Le pouvoir de persuasion de la télé n’est plus à démontrer. Les publicitaires en ont compris la puissance depuis belle lurette. Les gouvernements aussi. Et même après avoir visionné des reportages d’investigation qui démontent les mécanismes des manipulations de la réalité vécue sur le terrain, une bonne partie des citoyens resteront toujours sensibles aux émotions fugaces qui les bouleversent, tout comme les politiciens professionnels pousseront à faire passer des lois nouvelles sous le couvert d’urgences purement affectives.
Pour démontrer à quel point les élections sont faussées par les pressions faites sur les votants, une bonne idée de départ inspirée par le jeu vidéo « Fight Light ». Sur une scène qui ressemble à un ring de boxe, cinq candidats s’affronteront en sollicitant les voix des spectateurs munis de boitiers électroniques. Chacun défendra son programme électoral et les candidats seront éliminés les uns après les autres jusqu'à en arriver au seul vainqueur.
Les tests accomplis par les spectateurs laissent apparaître des chiffres statistiques intéressants. Ils indiquent combien de personnes sont dans la salle, leur répartition par sexe et par tranches d’âge. Ces résultats s’affichent sur un tableau électronique. De la même manière, seront comptabilisés des jugements portés sur le discours ou les attitudes des élus potentiels.
C’est probant tout en sachant que, comme pour n’importe quel sondage, la manière de formuler les questions induit en partie les réponses. Se pose aussi l’interrogation de savoir si les pourcentages annoncés ne sont pas truqués car il est déjà difficile de croire sans douter aucun des comédiens qui, visiblement, jouent.

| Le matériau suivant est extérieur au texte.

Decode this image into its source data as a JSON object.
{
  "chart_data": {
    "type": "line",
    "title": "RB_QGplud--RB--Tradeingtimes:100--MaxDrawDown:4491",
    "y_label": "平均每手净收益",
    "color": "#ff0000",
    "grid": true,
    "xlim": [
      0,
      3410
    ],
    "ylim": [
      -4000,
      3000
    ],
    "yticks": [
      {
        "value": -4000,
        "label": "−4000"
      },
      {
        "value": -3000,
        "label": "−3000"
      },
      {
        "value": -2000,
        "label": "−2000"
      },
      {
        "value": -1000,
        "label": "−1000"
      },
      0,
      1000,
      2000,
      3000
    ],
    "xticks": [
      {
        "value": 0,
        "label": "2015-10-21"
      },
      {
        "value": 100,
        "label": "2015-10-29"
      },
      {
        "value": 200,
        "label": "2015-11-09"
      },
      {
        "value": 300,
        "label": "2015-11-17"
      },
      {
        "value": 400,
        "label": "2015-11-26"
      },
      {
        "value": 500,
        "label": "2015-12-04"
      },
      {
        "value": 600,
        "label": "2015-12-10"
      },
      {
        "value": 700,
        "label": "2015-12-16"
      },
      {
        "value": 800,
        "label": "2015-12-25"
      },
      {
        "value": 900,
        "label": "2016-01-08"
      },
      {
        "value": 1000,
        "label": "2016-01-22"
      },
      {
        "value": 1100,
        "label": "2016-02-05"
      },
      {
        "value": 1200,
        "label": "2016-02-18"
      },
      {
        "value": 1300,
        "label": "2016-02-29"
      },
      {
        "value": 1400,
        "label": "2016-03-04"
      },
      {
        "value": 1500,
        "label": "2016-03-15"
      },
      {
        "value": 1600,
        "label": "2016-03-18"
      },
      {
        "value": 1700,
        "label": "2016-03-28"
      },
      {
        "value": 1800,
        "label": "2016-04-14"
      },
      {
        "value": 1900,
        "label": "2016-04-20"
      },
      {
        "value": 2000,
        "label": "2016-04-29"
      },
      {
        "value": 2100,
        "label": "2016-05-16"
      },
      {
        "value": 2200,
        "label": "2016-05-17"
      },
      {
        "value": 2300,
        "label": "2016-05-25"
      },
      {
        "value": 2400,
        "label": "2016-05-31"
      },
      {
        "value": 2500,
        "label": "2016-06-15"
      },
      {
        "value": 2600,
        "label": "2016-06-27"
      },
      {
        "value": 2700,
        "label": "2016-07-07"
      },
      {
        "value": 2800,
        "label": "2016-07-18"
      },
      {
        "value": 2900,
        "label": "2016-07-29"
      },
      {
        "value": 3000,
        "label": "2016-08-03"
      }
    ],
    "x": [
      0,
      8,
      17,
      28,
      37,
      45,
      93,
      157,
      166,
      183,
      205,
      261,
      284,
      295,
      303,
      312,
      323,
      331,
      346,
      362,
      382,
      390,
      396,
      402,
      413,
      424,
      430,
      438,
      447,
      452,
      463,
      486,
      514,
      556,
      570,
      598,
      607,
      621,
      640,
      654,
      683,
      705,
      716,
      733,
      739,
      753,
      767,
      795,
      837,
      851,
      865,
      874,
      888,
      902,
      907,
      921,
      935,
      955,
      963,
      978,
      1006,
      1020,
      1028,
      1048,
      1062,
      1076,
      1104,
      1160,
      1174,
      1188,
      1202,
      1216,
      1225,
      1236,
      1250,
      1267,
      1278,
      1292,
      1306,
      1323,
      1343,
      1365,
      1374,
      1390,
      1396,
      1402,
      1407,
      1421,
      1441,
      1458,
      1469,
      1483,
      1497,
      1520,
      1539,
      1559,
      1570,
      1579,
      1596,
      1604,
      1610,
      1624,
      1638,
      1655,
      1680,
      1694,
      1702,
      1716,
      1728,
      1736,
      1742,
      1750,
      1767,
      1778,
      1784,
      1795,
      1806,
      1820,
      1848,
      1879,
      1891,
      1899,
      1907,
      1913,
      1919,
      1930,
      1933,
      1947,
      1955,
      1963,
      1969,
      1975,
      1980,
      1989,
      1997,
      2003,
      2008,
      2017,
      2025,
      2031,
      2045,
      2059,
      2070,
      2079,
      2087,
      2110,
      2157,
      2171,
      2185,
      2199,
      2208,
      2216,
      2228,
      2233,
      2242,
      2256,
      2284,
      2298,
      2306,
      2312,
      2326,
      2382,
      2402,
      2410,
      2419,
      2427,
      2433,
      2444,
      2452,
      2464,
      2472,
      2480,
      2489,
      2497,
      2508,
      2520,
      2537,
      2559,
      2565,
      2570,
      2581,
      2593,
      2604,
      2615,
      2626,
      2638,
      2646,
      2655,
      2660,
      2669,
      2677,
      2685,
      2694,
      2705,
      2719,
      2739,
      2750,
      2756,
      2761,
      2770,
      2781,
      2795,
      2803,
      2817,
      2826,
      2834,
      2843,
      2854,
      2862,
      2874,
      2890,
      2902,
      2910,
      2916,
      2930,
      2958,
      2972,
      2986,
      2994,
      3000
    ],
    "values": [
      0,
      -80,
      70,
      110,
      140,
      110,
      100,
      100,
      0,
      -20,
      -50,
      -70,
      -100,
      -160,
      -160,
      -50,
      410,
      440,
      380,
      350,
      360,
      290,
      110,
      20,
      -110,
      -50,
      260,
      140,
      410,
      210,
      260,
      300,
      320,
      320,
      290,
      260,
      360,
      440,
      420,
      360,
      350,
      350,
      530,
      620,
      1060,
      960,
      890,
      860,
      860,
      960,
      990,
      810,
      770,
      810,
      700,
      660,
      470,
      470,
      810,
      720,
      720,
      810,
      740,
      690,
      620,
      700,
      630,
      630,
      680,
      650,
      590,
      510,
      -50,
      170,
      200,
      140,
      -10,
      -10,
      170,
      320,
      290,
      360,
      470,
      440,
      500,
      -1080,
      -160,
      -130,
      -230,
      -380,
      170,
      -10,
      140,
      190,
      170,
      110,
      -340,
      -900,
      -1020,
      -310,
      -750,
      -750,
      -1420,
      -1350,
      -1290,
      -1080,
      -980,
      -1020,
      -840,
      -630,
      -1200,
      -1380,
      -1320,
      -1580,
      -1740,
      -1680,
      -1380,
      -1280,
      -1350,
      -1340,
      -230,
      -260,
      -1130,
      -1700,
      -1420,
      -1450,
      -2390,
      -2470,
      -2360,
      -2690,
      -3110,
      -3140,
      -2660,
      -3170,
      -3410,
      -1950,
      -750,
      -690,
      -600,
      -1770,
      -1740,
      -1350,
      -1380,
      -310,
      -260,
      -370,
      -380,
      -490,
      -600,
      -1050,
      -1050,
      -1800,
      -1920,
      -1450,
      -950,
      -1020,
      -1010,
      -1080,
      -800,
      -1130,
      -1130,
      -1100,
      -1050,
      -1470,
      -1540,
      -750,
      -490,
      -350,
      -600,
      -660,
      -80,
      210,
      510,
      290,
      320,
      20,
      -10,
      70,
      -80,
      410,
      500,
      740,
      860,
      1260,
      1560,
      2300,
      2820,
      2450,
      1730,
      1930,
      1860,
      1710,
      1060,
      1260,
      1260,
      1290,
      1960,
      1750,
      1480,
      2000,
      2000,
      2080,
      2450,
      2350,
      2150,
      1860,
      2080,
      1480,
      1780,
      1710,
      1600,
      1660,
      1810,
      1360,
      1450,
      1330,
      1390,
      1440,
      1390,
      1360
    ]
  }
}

Exiger d’eux qu’ils parlent le plus naturellement possible fausse le jeu : or, pour croire qu’il s’agit bien d’une véritable émission de télé réalité, il faut accepter la convention que le jeu théâtral imite des conduites liées aux rituels des émissions. D’emblée il y a dichotomie entre l’action d’interprétation des rôles et la présence réelle d’acteurs ayant une autre identité dans la vie réelle. Ce qui ne va pas sans un certain malaise.
La démonstration est évidente. Sa crédibilité l’est moins. En tout cas dans la version française de la pièce où le programme, contrairement aux variantes néerlandaise ou anglaise, indique entre parenthèses ‘improvisation’. Reste un outil attachant, susceptible de s’affiner lors des débats d’après spectacle.